The pharmaceutical preparation is preferably in unit dosage form. In such form the preparation is subdivided into unit doses containing appropriate quantities of the active component, a GRM or SGRM. The unit dosage form can be a packaged preparation, the package containing discrete quantities of preparation, such as packeted tablets, capsules, and powders in vials or ampoules. Also, the unit dosage form can be a capsule, tablet, cachet, or lozenge itself, or it can be the appropriate number of any of these in packaged form.
The quantity of active component in a unit dose preparation may be varied or adjusted from 0.1 mg to 10000 mg, more typically 1.0 mg to 6000 mg, most typically 50 mg to 500 mg. Suitable dosages also include about 1 mg, 5, 10, 20, 30, 40, 50, 60, 70, 80, 90, 100, 200, 300, 400, 500, 600, 700, 800, 900, 1000, 1100, 1200, 1300, 1400, 1500, 1600, 1700, 1800, 1900, or 2000 mg, according to the particular application and the potency of the active component. The composition can, if desired, also contain other compatible therapeutic agents.

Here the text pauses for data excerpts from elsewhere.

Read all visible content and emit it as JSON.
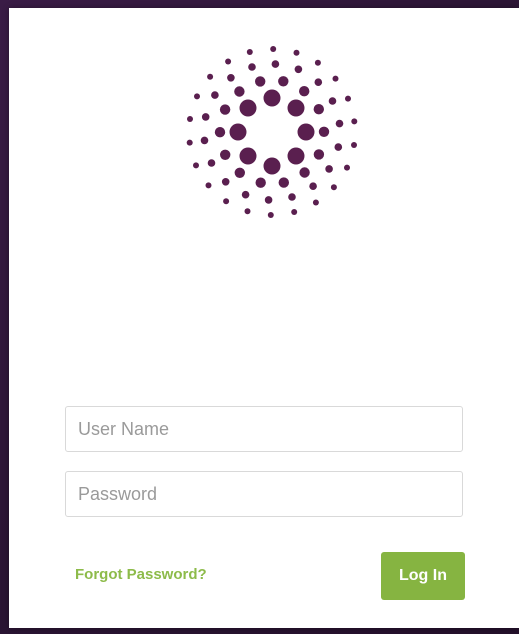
{
  "logo": {
    "icon": "dot-sunburst-logo",
    "color": "#5a1f4f"
  },
  "login_form": {
    "username_placeholder": "User Name",
    "username_value": "",
    "password_placeholder": "Password",
    "password_value": "",
    "forgot_password_label": "Forgot Password?",
    "login_button_label": "Log In"
  },
  "colors": {
    "accent_green": "#86b441",
    "link_green": "#8dbb4a",
    "brand_purple": "#5a1f4f",
    "background": "#2b1534"
  }
}
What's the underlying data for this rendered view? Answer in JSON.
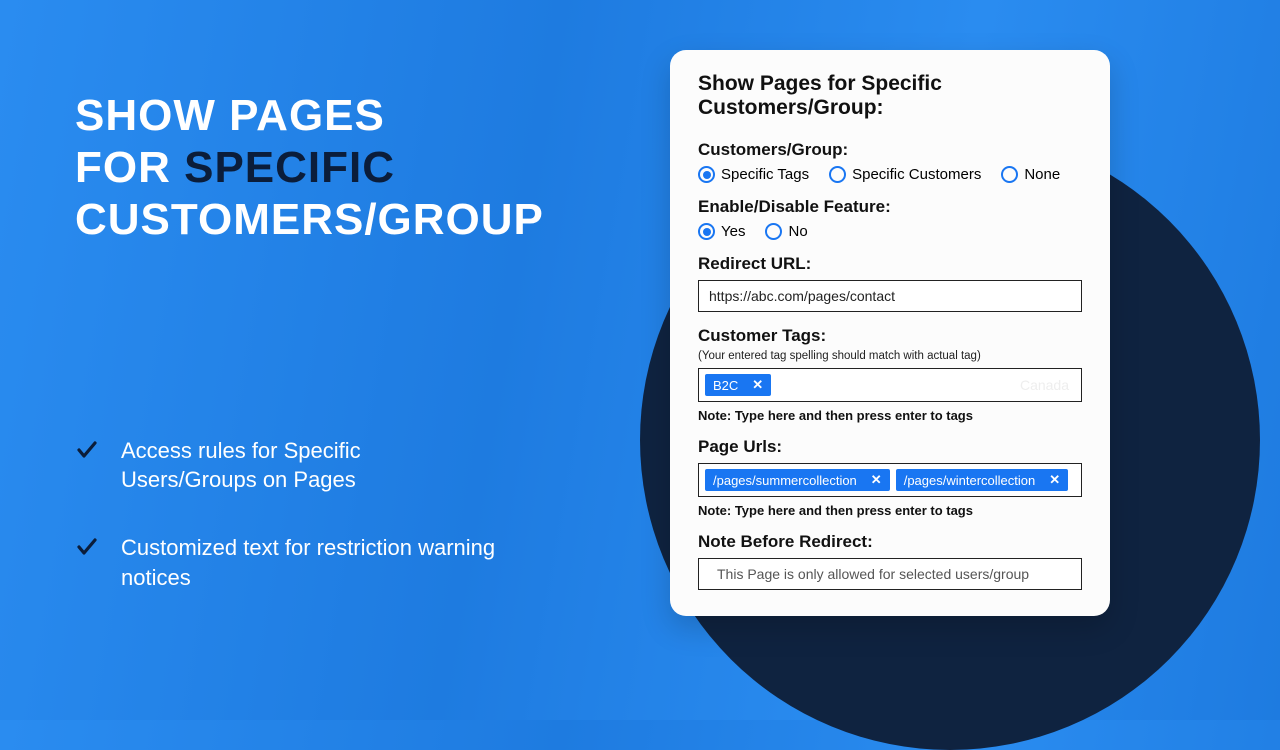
{
  "headline": {
    "line1": "SHOW PAGES",
    "line2_pre": "FOR ",
    "line2_accent": "SPECIFIC",
    "line3": "CUSTOMERS/GROUP"
  },
  "bullets": [
    "Access rules for Specific Users/Groups on Pages",
    "Customized text for restriction warning notices"
  ],
  "card": {
    "title": "Show Pages for Specific Customers/Group:",
    "customers_group": {
      "label": "Customers/Group:",
      "options": [
        "Specific Tags",
        "Specific Customers",
        "None"
      ],
      "selected": "Specific Tags"
    },
    "enable": {
      "label": "Enable/Disable Feature:",
      "options": [
        "Yes",
        "No"
      ],
      "selected": "Yes"
    },
    "redirect": {
      "label": "Redirect URL:",
      "value": "https://abc.com/pages/contact"
    },
    "customer_tags": {
      "label": "Customer Tags:",
      "hint": "(Your entered tag spelling should match with actual tag)",
      "tags": [
        "B2C"
      ],
      "placeholder_ghost": "Canada",
      "note": "Note: Type here and then press enter to tags"
    },
    "page_urls": {
      "label": "Page Urls:",
      "tags": [
        "/pages/summercollection",
        "/pages/wintercollection"
      ],
      "note": "Note: Type here and then press enter to tags"
    },
    "note_before": {
      "label": "Note Before Redirect:",
      "value": "This Page is only allowed for selected users/group"
    }
  }
}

The pharmaceutical preparation is preferably in unit dosage form. In such form the preparation is subdivided into unit doses containing appropriate quantities of the compounds and compositions of the present invention. The unit dosage form can be a packaged preparation, the package containing discrete quantities of preparation, such as packeted tablets, capsules, and powders in vials or ampoules. Also, the unit dosage form can be a capsule, tablet, cachet, or lozenge itself, or it can be the appropriate number of any of these in packaged form.
In some embodiments, the GRM is administered in one dose. In other embodiments, the GRM is administered in more than one dose, e.g., 2 doses, 3 doses, 4 doses, 5 doses, 6 doses, 7 doses, or more. In some cases, the doses are of an equivalent amount. In other cases, the doses are of different amounts. The doses can increase or taper over the duration of administration. The amount will vary according to, for example, the GRM properties and patient characteristics.

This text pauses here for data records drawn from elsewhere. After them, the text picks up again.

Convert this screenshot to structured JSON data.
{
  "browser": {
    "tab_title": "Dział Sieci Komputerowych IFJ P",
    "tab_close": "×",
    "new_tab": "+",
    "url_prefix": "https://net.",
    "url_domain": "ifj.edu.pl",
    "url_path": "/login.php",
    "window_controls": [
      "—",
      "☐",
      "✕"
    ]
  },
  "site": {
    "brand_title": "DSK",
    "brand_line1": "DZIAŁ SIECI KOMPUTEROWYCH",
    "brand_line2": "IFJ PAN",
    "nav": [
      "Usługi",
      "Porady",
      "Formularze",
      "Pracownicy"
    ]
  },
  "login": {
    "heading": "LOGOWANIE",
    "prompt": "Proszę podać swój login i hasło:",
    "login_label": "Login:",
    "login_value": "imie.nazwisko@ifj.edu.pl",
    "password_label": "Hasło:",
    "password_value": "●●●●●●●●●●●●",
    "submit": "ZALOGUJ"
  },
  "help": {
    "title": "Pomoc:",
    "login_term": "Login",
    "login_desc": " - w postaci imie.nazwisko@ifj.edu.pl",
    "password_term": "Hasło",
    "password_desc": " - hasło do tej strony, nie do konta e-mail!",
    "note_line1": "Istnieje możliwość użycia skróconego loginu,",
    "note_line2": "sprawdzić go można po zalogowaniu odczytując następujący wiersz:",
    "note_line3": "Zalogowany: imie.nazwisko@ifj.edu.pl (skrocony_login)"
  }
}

Any suitable GRM dose may be used in the methods disclosed herein. The dose of GRM that is administered can be at least about 300 milligrams (mg) per day, or about 600 mg/day, e.g., about 600 mg/day, about 700 mg/day, about 800 mg/day, about 900 mg/day, about 1000 mg/day, about 1100 mg/day, about 1200 mg/day, or more. For example, where the GRA is mifepristone, the GRM dose may be, e.g., 300 mg/day, or 600 mf/day, or 900 mg/day, or 1200 mg/day of mifepristone. In embodiments, the GRM is administered orally. In some embodiments, the GRM is administered in at least one dose. In other words, the GRM can be administered in 1, 2, 3, 4, 5, 6, 7, 8, 9, 10 or more doses. In embodiments, the GRM is administered orally in 1, 2, 3, 4, 5, 6, 7, 8, 9, 10 or more doses.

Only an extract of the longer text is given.